On Discovered Values
I feel very grateful that I chose to work and grow in a creative field that allows me to express myself and communicate the things I care about. While I do acknowledge that not all of my work will be an expression of my core values as a person, it is important for us, as designers, to acknowledge and incorporate our morals in our work.
Whether this set of values came with personal development or are communicated by your professors, each school, company and designer has it’s philosophy. People talk about values all the time. When I was a teenager I used to justify my great bonds of friendship to my mother by saying “we just have the same values”. Naturally, I had no ideas what my values were! I knew values were the body of principles and standards that one prioritized but was utterly unable to pin point any of mine.
We are lucky enough as designers to have the skills and abilities to transform our thoughts and theories into visual and tangible products that can be communicated and consumed at large. In the hope that most designers are people of integrity, if we stress what we care about in our work we have the power to tackle serious issues and induce great change. Whether or not we will be able slow down global warming, corruption or inequality is highly questionable, but it’s certainly worth a shot.

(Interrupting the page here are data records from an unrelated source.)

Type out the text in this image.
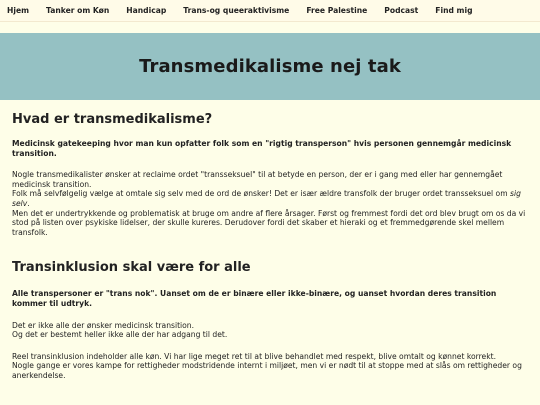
Hjem Tanker om Køn Handicap Trans-og queeraktivisme Free Palestine Podcast Find mig
Transmedikalisme nej tak
Hvad er transmedikalisme?

Medicinsk gatekeeping hvor man kun opfatter folk som en "rigtig transperson" hvis personen gennemgår medicinsk transition.

Nogle transmedikalister ønsker at reclaime ordet "transseksuel" til at betyde en person, der er i gang med eller har gennemgået medicinsk transition.
Folk må selvfølgelig vælge at omtale sig selv med de ord de ønsker! Det er især ældre transfolk der bruger ordet transseksuel om sig selv.
Men det er undertrykkende og problematisk at bruge om andre af flere årsager. Først og fremmest fordi det ord blev brugt om os da vi stod på listen over psykiske lidelser, der skulle kureres. Derudover fordi det skaber et hieraki og et fremmedgørende skel mellem transfolk.

Transinklusion skal være for alle

Alle transpersoner er "trans nok". Uanset om de er binære eller ikke-binære, og uanset hvordan deres transition kommer til udtryk.

Det er ikke alle der ønsker medicinsk transition.
Og det er bestemt heller ikke alle der har adgang til det.

Reel transinklusion indeholder alle køn. Vi har lige meget ret til at blive behandlet med respekt, blive omtalt og kønnet korrekt.
Nogle gange er vores kampe for rettigheder modstridende internt i miljøet, men vi er nødt til at stoppe med at slås om rettigheder og anerkendelse.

What I did, this past year, is write down my five core values as a person. As hard as it is to narrow it down to five of them, it’s more realistic to have less and stick to them with more conviction. The values I’d like to carry forward in relationships, career and decisions are the following: authenticity, balance, autonomy, optimism and loyalty. Although some of these may be more relevant to my life outside of design, knowing what you care about is helpful in producing meaningful work.

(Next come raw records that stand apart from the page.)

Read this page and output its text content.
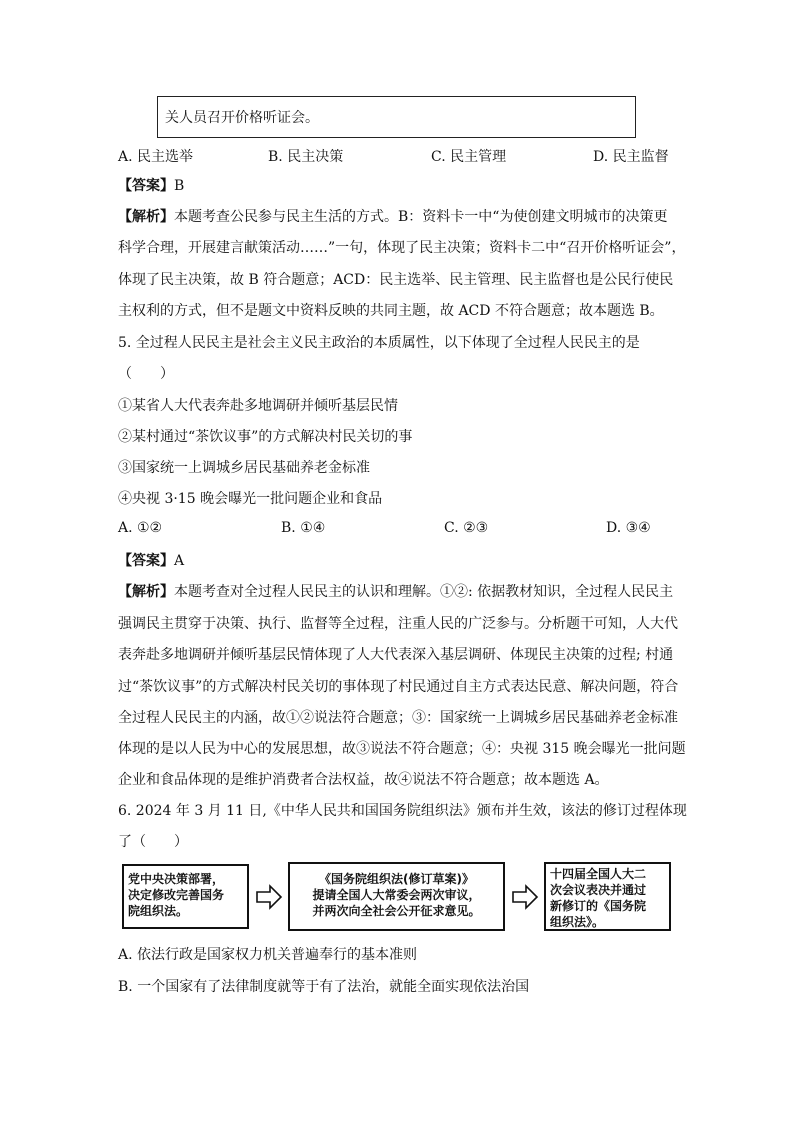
关人员召开价格听证会。
A. 民主选举	B. 民主决策	C. 民主管理	D. 民主监督
【答案】B
【解析】本题考查公民参与民主生活的方式。B：资料卡一中“为使创建文明城市的决策更
科学合理，开展建言献策活动……”一句，体现了民主决策；资料卡二中“召开价格听证会”，
体现了民主决策，故 B 符合题意；ACD：民主选举、民主管理、民主监督也是公民行使民
主权利的方式，但不是题文中资料反映的共同主题，故 ACD 不符合题意；故本题选 B。
5. 全过程人民民主是社会主义民主政治的本质属性，以下体现了全过程人民民主的是
（　　）
①某省人大代表奔赴多地调研并倾听基层民情
②某村通过“茶饮议事”的方式解决村民关切的事
③国家统一上调城乡居民基础养老金标准
④央视 3·15 晚会曝光一批问题企业和食品
A. ①②	B. ①④	C. ②③	D. ③④
【答案】A
【解析】本题考查对全过程人民民主的认识和理解。①②: 依据教材知识，全过程人民民主
强调民主贯穿于决策、执行、监督等全过程，注重人民的广泛参与。分析题干可知，人大代
表奔赴多地调研并倾听基层民情体现了人大代表深入基层调研、体现民主决策的过程; 村通
过“茶饮议事”的方式解决村民关切的事体现了村民通过自主方式表达民意、解决问题，符合
全过程人民民主的内涵，故①②说法符合题意；③：国家统一上调城乡居民基础养老金标准
体现的是以人民为中心的发展思想，故③说法不符合题意；④：央视 315 晚会曝光一批问题
企业和食品体现的是维护消费者合法权益，故④说法不符合题意；故本题选 A。
6. 2024 年 3 月 11 日,《中华人民共和国国务院组织法》颁布并生效，该法的修订过程体现
了（　　）
党中央决策部署，
决定修改完善国务
院组织法。
《国务院组织法(修订草案)》
提请全国人大常委会两次审议，
并两次向全社会公开征求意见。
十四届全国人大二
次会议表决并通过
新修订的《国务院
组织法》。
A. 依法行政是国家权力机关普遍奉行的基本准则
B. 一个国家有了法律制度就等于有了法治，就能全面实现依法治国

Let me explain how some of these values are present in my work. My capstone project was triggered by a very specific food-related memory from my childhood in France. I reached out to different people from all over the world regarding their own food-centered memories and asked them to translate these mental images into short stories. I then proceeded to recreate all these dishes that they’d richly described, in my ill-equipped Boston apartment. The dishes were then photographed and juxtaposed to their narratives. The authenticity of their deeply rooted memory coupled with the limited means but great sincerity of my cooking made for an authentic work of design.